Donald Trump poderá resolver certos problemas, sem dúvida. Dará à economia americana um novo impulso, sim; devolverá à federação o seu estatuto de primeiro produtor energético, sim; levantará um muro na fronteira a sul do país, provavelmente. Poderá até ser bem sucedido num processo de paz na Ucrânia, se não exigir a Putin algo que o presidente russo não lhe queira dar. Será também possível que perdoe os condenados do 6 de Janeiro, mas dificilmente os perdoará a todos. É ainda legítimo supor que, dando devidos poderes a Robert F. Kennedy e a Elon Musk, desenvolva algumas, tímidas, reformas do governo federal.
É certo, também, que o presidente eleito está já a dar sinais positivos, como este:
E este:
E este ainda:
🇺🇸🏳️⚧️ President-elect Trump to introduce day-one bill recognizing only male and female genders, banning men from women’s sports.

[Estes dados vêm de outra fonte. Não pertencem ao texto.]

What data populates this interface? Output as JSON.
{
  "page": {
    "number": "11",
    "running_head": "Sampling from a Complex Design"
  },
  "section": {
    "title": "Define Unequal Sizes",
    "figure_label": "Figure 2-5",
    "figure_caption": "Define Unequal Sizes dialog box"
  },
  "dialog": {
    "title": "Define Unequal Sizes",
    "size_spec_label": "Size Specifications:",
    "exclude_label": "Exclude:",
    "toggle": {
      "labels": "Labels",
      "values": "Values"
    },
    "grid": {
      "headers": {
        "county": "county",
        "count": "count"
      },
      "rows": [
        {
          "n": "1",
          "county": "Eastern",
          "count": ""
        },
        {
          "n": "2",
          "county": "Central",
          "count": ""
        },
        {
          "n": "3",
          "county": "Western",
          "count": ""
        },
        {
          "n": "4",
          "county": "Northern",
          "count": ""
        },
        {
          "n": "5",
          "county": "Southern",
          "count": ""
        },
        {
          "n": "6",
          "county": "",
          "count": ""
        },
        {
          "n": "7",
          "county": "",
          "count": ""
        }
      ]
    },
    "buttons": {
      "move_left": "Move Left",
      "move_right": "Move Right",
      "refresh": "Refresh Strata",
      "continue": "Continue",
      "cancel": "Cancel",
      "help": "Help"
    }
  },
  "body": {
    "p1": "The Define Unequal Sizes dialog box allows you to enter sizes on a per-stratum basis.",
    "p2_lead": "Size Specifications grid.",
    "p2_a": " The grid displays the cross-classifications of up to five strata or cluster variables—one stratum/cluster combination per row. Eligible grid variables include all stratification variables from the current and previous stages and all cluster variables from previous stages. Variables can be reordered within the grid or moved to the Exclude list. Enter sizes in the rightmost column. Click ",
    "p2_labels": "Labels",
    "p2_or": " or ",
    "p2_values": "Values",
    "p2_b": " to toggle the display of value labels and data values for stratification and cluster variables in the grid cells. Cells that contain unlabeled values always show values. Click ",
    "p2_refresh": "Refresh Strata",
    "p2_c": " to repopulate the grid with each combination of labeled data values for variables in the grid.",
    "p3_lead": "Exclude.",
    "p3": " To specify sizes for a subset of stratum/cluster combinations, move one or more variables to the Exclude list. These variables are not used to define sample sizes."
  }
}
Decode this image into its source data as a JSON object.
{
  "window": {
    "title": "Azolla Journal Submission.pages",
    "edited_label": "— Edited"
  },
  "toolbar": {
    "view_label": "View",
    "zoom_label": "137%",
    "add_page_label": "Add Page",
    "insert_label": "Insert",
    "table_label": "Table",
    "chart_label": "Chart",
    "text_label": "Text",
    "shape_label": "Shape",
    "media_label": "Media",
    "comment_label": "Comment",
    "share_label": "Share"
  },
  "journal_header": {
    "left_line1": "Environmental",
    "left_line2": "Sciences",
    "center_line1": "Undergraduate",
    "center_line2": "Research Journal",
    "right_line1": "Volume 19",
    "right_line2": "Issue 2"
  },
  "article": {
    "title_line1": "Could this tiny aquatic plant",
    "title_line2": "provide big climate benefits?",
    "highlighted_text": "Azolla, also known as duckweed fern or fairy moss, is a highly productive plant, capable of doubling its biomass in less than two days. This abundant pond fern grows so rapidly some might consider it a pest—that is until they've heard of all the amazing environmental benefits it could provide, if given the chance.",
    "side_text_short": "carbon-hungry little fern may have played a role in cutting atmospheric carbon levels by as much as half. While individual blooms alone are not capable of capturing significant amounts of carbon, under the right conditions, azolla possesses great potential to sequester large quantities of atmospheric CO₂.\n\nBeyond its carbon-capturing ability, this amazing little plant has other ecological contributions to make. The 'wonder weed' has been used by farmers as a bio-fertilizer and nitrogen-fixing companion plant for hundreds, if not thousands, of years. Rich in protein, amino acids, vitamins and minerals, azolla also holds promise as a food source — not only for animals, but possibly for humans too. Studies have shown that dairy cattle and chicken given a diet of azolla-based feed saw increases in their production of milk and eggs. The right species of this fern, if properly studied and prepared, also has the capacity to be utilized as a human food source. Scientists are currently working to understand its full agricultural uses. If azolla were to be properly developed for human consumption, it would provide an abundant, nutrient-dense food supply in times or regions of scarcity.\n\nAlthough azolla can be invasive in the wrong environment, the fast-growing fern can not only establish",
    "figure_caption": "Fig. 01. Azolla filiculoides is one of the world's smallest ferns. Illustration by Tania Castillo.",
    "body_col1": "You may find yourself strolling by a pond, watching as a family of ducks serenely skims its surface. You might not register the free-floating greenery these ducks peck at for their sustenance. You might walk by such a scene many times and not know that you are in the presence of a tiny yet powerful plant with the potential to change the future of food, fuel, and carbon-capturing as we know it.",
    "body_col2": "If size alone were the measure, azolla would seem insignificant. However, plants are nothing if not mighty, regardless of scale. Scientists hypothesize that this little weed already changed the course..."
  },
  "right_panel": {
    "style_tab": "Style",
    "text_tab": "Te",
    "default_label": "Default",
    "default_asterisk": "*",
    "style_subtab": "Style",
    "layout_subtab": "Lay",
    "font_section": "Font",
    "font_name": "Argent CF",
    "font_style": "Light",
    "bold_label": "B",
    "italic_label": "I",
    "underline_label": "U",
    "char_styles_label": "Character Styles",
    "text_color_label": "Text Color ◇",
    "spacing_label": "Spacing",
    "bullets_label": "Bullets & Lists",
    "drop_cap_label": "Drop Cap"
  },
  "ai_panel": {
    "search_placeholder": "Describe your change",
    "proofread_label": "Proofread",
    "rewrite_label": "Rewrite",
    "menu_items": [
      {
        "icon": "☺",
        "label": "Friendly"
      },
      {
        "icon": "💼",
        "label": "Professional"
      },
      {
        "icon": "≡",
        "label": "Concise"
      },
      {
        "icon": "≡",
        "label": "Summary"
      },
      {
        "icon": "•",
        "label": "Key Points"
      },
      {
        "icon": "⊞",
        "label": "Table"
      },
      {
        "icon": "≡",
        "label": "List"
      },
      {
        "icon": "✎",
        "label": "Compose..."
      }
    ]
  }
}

“We will promote positive education about the nuclear family, the roles of mothers and fathers, and celebrating rather than erasing the things that… pic.twitter.com/GhNDtr4L6x
— BRICS News (@BRICSinfo) November 9, 2024
Mas convém tirar o pé do acelerador onírico e ser realista. Não há nada que o Presidente Eleito possa fazer em relação a este facto estatístico: Há nos EUA cerca de 70 milhões de retardados que votaram Kamala Harris. E no campo institucional, Trump vai precisar do Congresso, por exemplo, mas as duas maiorias que os republicanos lá vão deter serão curtas e voláteis, já que tanto no Senado como na Câmara dos Representantes há muitos republicanos ainda que são tudo menos simpatizantes do movimento MAGA. E em 2026 há eleições intercalares. Para arrancar legislação reformista do Capitólio, a nova administração terá que agir rápido, antes que o ciclo eleitoral roube os escassos centímetros cúbicos de coragem política que circulam nos corredores da instituição.
Mas, se calhar, ainda bem que estes processos de reforma são de difícil negociação. Uma administração radical provocaria uma reacção radical. E fragmentados e fragilizados como agora se encontram, a última coisa que os Estados Unidos precisam neste momento é de trincheiras.
A não ser que a ideia seja precisamente essa.